JAKARTA: Jumlah standar nasional Indonesia (SNI) wajib bertambah menjadi 73 SNI dari posisi Maret 2011, menyusul terbitnya notifikasi atas lima SNI wajib untuk sejumlah produk berbasis logam.
Kepala Badan Pengkajian Kebijakan, Iklim, dan Mutu Industri Kementerian Perindustrian Arryanto Sagala mengungkapkan penambahan SNI wajib itu berasal dari produk-produk berbasis logam. "Jumlah SNI wajib kini bertambah menjadi 73 dari posisi Maret sebanyak 68 SNI," katanya hari ini.
Kemenperin sebelumnya mengusulkan 21 SNI wajib, meliputi persyaratan keselamatan dan kerja lampu swa ballast, pengondisian udara, lemari pendingin, dan mesin cuci.
SNI wajib juga diusulkan untuk produk tekstil dan mainan terkait dengan keamanan yang bersifat fisik dan mekanis, sifat yang mudah terbakar, ataupun migrasi unsur tertentu. Selain itu, SNI wajib diusulkan untuk persyaratan zat warna dan kadar formaldehida pada kain untuk pakaian bayi dan anak.
Kemenperin juga mengusulkan pemberlakuan SNI wajib untuk ayunan, seluncuran, dan mainan indoor dan outdoor. SNI serupa juga akan berlaku untuk baja batangan untuk keperluan umum, pipa baja lapis seng untuk saluran air, deterjen bubuk dan sorbitol cair.
Untuk kendaraan bermotor, SNI wajib diusulkan untuk baterai sepeda motor, kaca spion untuk kendaraan bermotor kategori M, N, dan L, aki kendaraan roda empat atau lebih, dan untuk keselamatan sepeda motor roda tiga.
Adapun, SNI wajib untuk industri maritim dan kedirgantaraan diusulkan untuk pelampung dan jaket keselamatan.
Jumlah SNI sektor industri yang sudah diterapkan pemerintah, baik yang bersifat sukarela maupun wajib, kini sebanyak 3.969.
SNI diterapkan terhadap enam kelompok industri, yaitu industri padat karya 433 SNI, industri kecil menengah 189 SNI, industri barang modal 693 SNI, industri berbasis sumber daya alam 843 SNI, industri pertumbuhan tinggi 358 SNI, dan industri prioritas khusus 146 SNI.
Mengenai usulan SNI wajib untuk pipa tanpa sambungan atau seamless pipe, Arryanto mengatakan hal itu bisa dilakukan apabila ada usulan dari pembina sektoral.
Menurut dia, penetapan SNI wajib untuk produk pipa yang banyak digunakan untuk operasi migas tersebut bisa diusulkan apabila pasar menghendaki.

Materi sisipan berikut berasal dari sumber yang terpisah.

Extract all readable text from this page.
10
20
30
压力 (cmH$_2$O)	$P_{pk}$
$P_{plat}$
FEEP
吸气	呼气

“Kami bisa merespons apabila ada usulan dari direktorat pembina dan pasar menghendaki, apalagi sudah ada SNI-nya dan tinggal ditingkatkan menjadi wajib,” ujarnya.
Presiden Direktur Tenaris SPIJ Lucio Costarrosa sebelumnya mengatakan saat ini produk pipa tanpa sambungan nasional menghadapi situasi sulit terkait dengan penerapan free trade agreement (FTA) dengan China, yang memungkinkan membanjirnya penggunaan pipa sejenis dari China.
Dia mengungkapkan perusahaan dan industri nasional sangat dirugikan dengan munculnya kompetisi tidak fair dari China ,yang hadir dengan kualitas rendah dan berharga murah.
“Kami sangat besar kehilangan potensi karena kompetisi tidak fair yang tidak bisa diatasi, seperti dumping yang dilakukan kompetitor. Kami tidak bisa menjual di bawah harga. Kami lihat terjadi penurunan pangsa pasar sekitar 20% setiap tahun dalam dua tahun terakhir. Tentu saja ini sangat memberikan pengaruh negatif yang sangat besar bagi industri nasional.”
“Kami sangat memerlukan perlindungan dari pemerintah. Saat ini saja, dari total pasar pipa seamless di Indonesia sekitar 100.000 ton per tahun, 40% diperoleh dari impor,” tambahnya.(hl)
Sumber : Bisnis Indonesia, 30.05.11.